Run this script with the normalized data as input, and it will output various statistics such as word frequencies, expletive usage, and so on. If [TextBlob](https://pypi.python.org/pypi/textblob) is installed, it will also perform sentiment analysis for each user. For example, `python3 markov_generate.py < SOME_NORMALIZED_DATA.json` will calculate statistics for the given message data.
See `example_get_statistics.sh` for an example script invocation.
### Generating arbitrary text using Markov chains
To generate messages that "sound" like a particular text corpus, we can use Markov models. The `markov_generate.py` script implements this.
Run this script with the normalized data as input, and it will output messages generated by a Markov model trained on the message data. The script accepts 1 or 2 parameters. The first is the number of messages to generate. The second, optional parameter is the name of the user to filter by, and if not specified, the script will not filter at all.
For example, `python3 markov_generate.py 300 "Anthony Zhang" < SOME_NORMALIZED_DATA.json` will generate 300 messages using a Markov model trained on the messages written by the user `"Anthony Zhang"` in the given message data, and `python3 markov_generate.py 300 < SOME_NORMALIZED_DATA.json` will generate 300 messages using a Markov model trained on all the messages.

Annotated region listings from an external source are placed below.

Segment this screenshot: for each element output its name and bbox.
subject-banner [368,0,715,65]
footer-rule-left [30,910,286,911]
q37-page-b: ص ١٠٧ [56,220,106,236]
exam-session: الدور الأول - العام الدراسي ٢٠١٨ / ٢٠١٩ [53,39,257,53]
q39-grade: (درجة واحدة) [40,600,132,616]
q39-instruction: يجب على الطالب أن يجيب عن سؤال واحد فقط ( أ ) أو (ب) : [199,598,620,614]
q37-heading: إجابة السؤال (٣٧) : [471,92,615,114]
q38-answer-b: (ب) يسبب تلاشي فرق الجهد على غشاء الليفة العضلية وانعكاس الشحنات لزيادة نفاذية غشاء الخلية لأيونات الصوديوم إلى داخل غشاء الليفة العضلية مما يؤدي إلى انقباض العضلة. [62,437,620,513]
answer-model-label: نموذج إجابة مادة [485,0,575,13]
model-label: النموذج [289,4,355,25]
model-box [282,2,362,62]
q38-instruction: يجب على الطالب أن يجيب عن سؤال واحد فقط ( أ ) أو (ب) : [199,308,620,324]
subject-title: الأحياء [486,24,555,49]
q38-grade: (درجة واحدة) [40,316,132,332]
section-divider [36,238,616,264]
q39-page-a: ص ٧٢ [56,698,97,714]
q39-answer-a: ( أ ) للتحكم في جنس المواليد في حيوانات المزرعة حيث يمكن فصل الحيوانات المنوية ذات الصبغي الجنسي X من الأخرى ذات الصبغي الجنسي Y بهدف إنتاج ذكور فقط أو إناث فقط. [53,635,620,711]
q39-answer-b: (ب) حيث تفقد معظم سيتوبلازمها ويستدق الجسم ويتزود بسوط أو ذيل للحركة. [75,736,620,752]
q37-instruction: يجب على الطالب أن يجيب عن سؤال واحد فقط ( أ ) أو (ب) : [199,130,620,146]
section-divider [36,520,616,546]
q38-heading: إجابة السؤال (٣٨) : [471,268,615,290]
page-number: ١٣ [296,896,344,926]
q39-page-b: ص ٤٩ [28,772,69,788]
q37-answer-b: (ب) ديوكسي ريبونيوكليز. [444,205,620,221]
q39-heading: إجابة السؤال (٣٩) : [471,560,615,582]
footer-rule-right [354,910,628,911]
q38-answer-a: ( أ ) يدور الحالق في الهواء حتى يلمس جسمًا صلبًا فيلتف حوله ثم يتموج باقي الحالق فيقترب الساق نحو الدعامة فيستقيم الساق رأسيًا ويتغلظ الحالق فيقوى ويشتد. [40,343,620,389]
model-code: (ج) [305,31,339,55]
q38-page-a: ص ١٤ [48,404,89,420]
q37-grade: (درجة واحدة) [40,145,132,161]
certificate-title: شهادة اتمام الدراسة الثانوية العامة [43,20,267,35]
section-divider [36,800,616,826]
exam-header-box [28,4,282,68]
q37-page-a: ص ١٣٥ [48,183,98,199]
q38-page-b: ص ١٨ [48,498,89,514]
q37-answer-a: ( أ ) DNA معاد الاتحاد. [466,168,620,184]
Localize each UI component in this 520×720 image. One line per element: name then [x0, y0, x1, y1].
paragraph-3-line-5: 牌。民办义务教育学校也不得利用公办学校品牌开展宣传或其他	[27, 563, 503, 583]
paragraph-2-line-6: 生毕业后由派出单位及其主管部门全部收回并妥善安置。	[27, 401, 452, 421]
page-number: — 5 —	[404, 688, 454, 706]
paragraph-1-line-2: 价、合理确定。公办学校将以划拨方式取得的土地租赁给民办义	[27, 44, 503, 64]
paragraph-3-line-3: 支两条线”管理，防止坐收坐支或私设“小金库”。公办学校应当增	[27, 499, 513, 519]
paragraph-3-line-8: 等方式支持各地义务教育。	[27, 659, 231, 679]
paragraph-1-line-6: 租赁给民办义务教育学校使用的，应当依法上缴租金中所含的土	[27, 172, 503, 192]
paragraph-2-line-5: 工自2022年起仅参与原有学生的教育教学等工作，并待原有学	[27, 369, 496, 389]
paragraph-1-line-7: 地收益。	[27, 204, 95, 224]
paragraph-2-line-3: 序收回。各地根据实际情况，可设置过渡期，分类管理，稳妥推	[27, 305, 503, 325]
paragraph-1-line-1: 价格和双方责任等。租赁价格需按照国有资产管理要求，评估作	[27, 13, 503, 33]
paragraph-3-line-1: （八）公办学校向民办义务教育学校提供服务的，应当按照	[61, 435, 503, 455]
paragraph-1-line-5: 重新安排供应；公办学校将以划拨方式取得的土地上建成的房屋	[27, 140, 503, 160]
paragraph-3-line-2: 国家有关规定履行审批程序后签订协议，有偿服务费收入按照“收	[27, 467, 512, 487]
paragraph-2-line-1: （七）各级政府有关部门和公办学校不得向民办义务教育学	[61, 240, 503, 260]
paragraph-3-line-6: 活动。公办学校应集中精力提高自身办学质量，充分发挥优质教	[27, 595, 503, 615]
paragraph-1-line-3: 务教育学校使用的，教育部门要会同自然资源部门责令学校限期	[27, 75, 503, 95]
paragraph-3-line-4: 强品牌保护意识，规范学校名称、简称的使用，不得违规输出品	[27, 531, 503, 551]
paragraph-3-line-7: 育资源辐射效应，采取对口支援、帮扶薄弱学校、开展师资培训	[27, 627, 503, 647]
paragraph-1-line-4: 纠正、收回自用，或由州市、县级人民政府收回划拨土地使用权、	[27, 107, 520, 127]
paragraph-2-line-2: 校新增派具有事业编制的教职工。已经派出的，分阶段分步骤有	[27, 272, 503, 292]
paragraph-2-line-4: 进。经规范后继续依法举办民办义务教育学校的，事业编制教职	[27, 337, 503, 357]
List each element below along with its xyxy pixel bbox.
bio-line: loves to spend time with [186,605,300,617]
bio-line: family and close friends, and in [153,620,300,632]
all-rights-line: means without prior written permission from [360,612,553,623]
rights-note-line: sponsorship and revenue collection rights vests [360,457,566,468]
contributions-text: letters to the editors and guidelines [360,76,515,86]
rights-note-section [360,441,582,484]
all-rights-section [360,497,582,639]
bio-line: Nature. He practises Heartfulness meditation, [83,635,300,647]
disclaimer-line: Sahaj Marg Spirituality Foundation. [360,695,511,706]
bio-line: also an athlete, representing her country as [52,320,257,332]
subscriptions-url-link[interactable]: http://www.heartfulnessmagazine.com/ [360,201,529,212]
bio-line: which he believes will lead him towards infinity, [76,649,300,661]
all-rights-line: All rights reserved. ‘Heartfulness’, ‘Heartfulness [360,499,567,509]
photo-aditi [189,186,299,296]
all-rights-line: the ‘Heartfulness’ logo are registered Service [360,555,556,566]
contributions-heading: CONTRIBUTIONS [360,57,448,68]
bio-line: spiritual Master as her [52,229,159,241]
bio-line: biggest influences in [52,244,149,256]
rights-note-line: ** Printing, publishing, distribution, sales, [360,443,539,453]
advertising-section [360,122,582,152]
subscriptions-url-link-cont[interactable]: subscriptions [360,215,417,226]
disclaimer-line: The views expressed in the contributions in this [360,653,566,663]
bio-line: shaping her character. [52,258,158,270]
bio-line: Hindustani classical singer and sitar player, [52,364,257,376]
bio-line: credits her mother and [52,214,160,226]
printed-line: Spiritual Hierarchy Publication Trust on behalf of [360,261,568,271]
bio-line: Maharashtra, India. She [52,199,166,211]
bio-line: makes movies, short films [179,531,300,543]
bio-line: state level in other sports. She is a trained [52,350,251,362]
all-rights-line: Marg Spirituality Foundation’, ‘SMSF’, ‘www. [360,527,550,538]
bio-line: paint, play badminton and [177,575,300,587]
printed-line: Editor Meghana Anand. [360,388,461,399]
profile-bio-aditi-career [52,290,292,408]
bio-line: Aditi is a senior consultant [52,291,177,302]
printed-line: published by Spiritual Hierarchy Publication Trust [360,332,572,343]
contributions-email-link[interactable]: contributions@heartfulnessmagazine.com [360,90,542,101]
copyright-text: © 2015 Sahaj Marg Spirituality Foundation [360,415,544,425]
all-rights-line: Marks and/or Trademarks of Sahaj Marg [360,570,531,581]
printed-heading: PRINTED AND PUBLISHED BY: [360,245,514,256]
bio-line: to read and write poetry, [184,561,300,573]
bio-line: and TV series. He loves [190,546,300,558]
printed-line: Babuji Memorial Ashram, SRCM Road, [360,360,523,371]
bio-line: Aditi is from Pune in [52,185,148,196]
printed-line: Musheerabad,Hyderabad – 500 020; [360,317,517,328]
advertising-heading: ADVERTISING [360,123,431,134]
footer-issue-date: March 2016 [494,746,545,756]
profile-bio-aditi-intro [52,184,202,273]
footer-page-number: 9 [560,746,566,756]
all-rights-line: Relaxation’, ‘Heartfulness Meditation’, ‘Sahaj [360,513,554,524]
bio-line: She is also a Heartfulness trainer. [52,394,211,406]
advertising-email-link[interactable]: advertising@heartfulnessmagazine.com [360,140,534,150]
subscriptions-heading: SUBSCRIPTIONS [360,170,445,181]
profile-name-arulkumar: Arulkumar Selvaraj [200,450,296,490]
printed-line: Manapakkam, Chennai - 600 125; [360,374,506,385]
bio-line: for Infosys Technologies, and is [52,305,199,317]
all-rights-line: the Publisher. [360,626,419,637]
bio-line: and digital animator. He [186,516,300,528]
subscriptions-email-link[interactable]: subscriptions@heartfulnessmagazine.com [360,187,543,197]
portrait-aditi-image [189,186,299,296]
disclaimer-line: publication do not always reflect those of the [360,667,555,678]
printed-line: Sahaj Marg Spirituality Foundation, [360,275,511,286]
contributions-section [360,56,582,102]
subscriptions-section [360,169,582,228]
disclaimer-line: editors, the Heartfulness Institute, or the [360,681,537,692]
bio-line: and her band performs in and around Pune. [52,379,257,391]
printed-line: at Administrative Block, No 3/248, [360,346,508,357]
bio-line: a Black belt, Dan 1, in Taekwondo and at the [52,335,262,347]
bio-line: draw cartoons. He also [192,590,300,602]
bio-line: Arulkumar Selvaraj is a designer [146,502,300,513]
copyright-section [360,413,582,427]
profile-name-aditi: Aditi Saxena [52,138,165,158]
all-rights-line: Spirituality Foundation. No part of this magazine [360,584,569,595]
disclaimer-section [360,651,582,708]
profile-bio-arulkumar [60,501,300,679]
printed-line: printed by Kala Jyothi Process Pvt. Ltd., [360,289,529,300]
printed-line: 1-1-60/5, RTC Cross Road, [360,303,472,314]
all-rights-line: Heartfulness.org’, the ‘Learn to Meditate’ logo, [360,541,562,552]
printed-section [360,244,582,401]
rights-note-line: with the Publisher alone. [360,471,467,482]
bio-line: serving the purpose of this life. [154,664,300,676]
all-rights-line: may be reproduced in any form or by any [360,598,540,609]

See `example_markov_generation.sh` for an example script invocation.
### Plotting chat activity over time
To generate plots of chat activity over time, we can use [MatPlotLib](http://matplotlib.org/). The `plot_usage.py` script implements this.
Run this script with the normalized data as input, and it will open a MatPlotLib plot relating unique user message frequency to time (multiple messages from the same user are treated as one message).
For example, `python3 plot_usage.py < SOME_NORMALIZED_DATA.json` will generate a message frequency over time plot for the given message data.
See `example_plot_usage.sh` for an example script invocation.